The NMA, which supported the Private Member's Bill, has long campaigned for the regime in Northern Ireland to be brought into line with England and Wales to crack down on the threat to freedom of speech.

The main changes include the end of the presumption to a jury trial in cases of defamation, alongside new defences of truth, honest opinion and publication on matters of public interest. 

Mr Nesbitt said: "Unlike London and Dublin, we have no official opposition or second chamber at Stormont, meaning the role of the media is all the more important in scrutinising the work of the Executive. I am aware it is common practice for rich or influential people to threaten journalists with the law if they publish material that shows them in a bad light, no matter how justified.

"My Clause 4 defence allowing publication if it is in the public interest should relieve journalists from much of the chilling effect of the current regime. That said, more work needs to be done to eradicate the modern curse of so-called SLAPPs, Strategic Lawsuits Against Public Participation, where the wealthy bring forward cases with no legal merit, purely to stall or frustrate responsible journalism.

"The end of jury trials should make defamation cases simpler, faster and hopefully less expensive.

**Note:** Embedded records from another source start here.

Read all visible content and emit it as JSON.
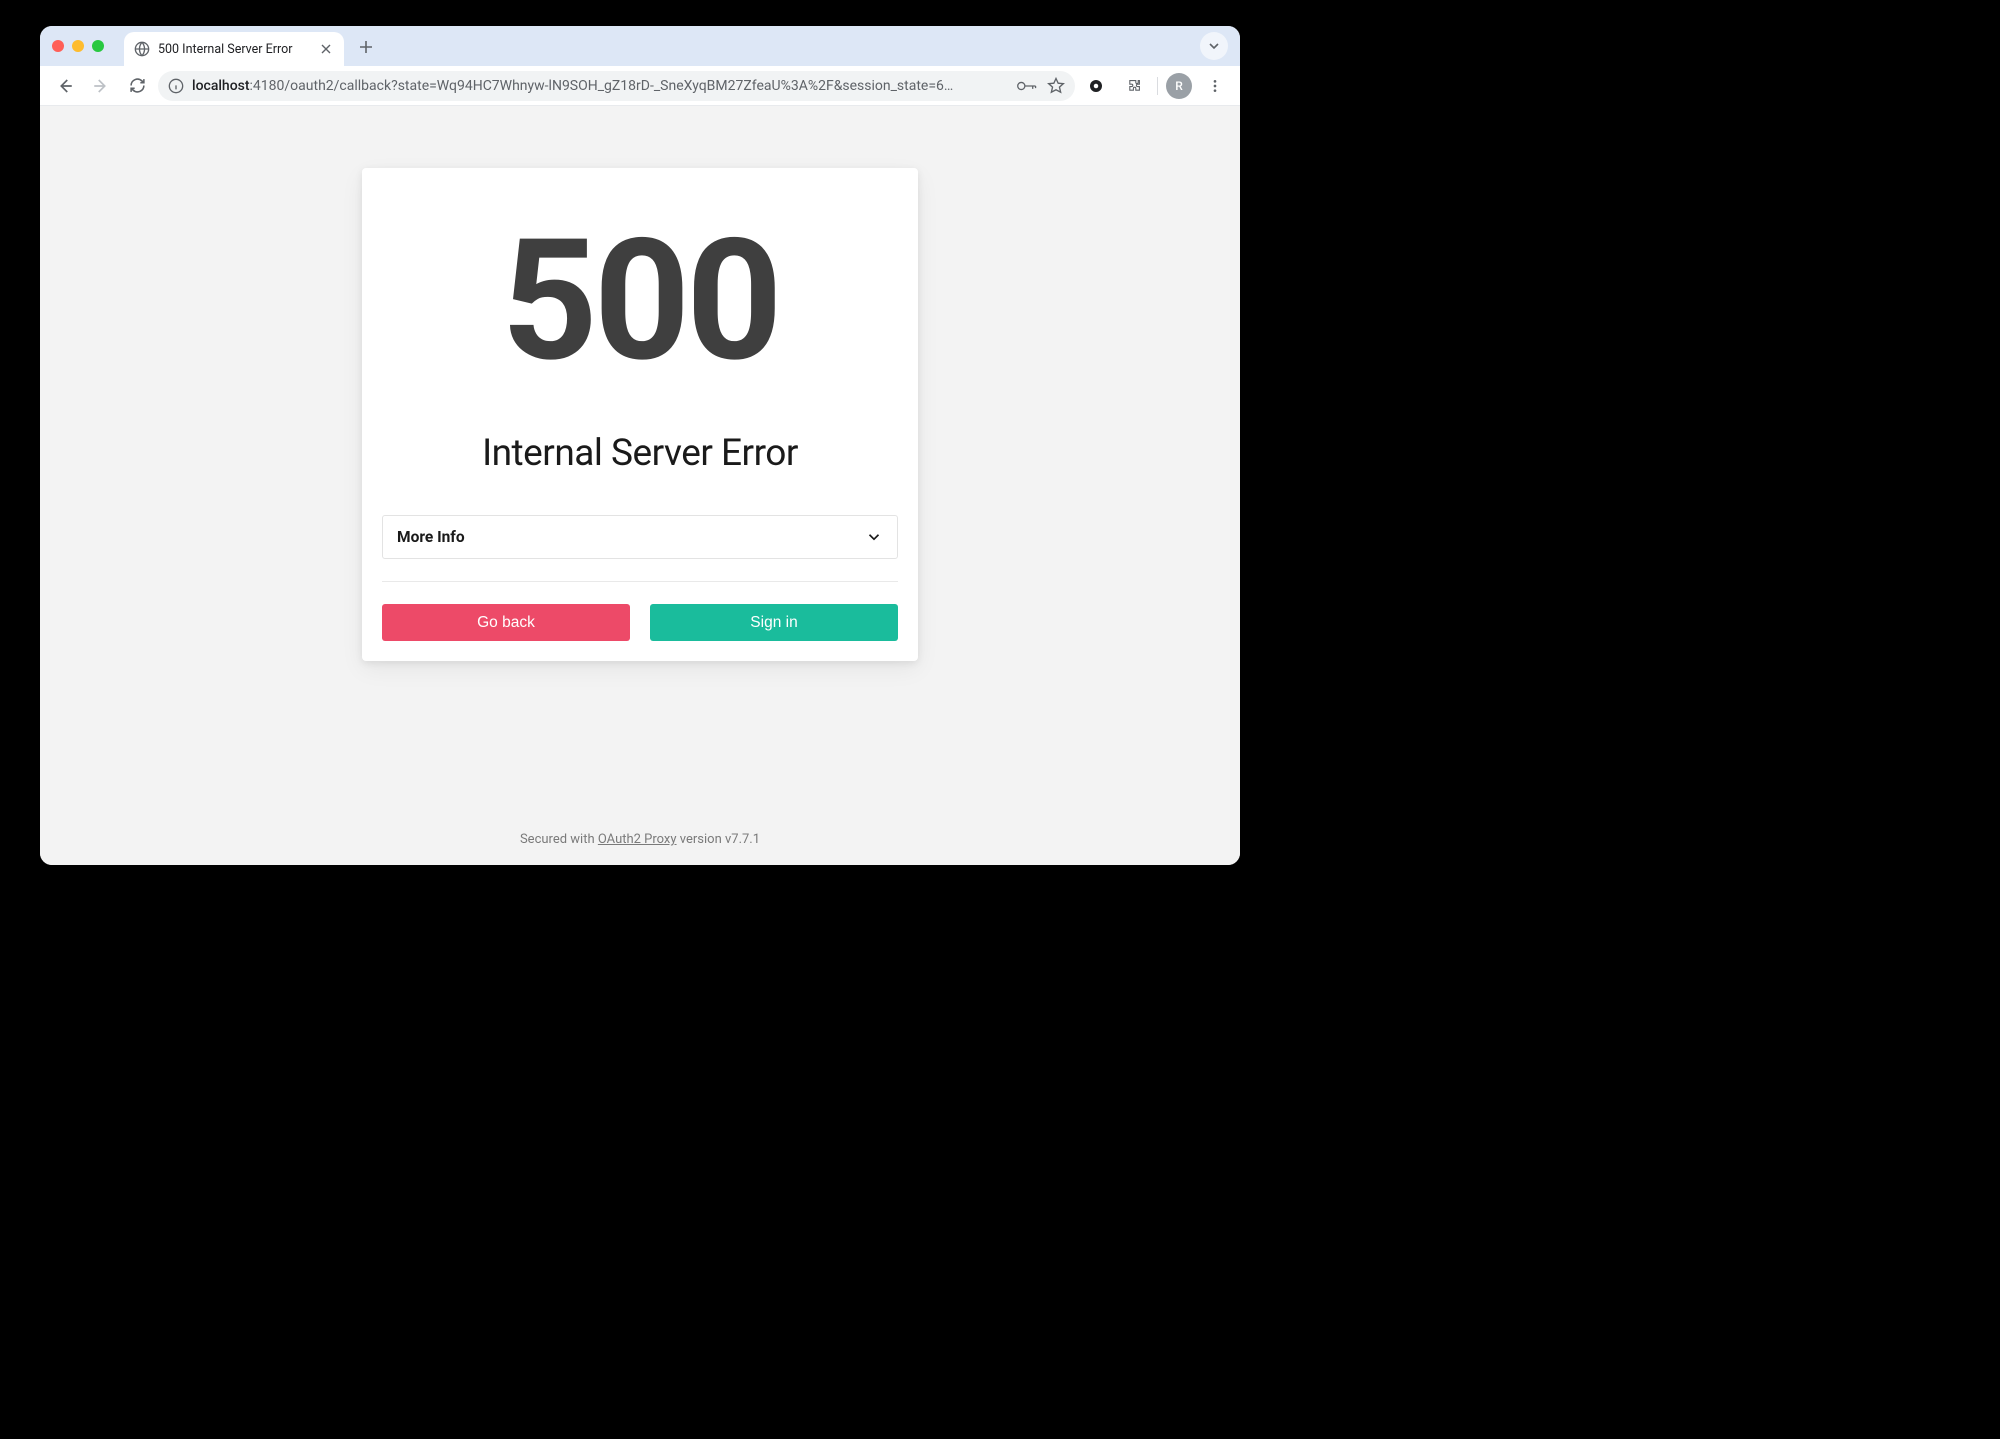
{
  "browser": {
    "tab_title": "500 Internal Server Error",
    "url_host": "localhost",
    "url_path": ":4180/oauth2/callback?state=Wq94HC7Whnyw-lN9SOH_gZ18rD-_SneXyqBM27ZfeaU%3A%2F&session_state=6…",
    "avatar_letter": "R"
  },
  "error": {
    "code": "500",
    "title": "Internal Server Error",
    "more_info_label": "More Info",
    "go_back_label": "Go back",
    "sign_in_label": "Sign in"
  },
  "footer": {
    "prefix": "Secured with ",
    "link": "OAuth2 Proxy",
    "suffix": " version v7.7.1"
  }
}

The experience of non-jury trials in England and Wales is that it has had highly beneficial consequences, allowing a judge to make early determinations as to whether statements are actually defamatory and how to proceed where they are.

"I hope that when this Bill receives Royal Assent in the near future that it will improve if not revolutionise that essential balance between the right to freedom of expression versus the right to defend reputations from unwarranted and untrue attack."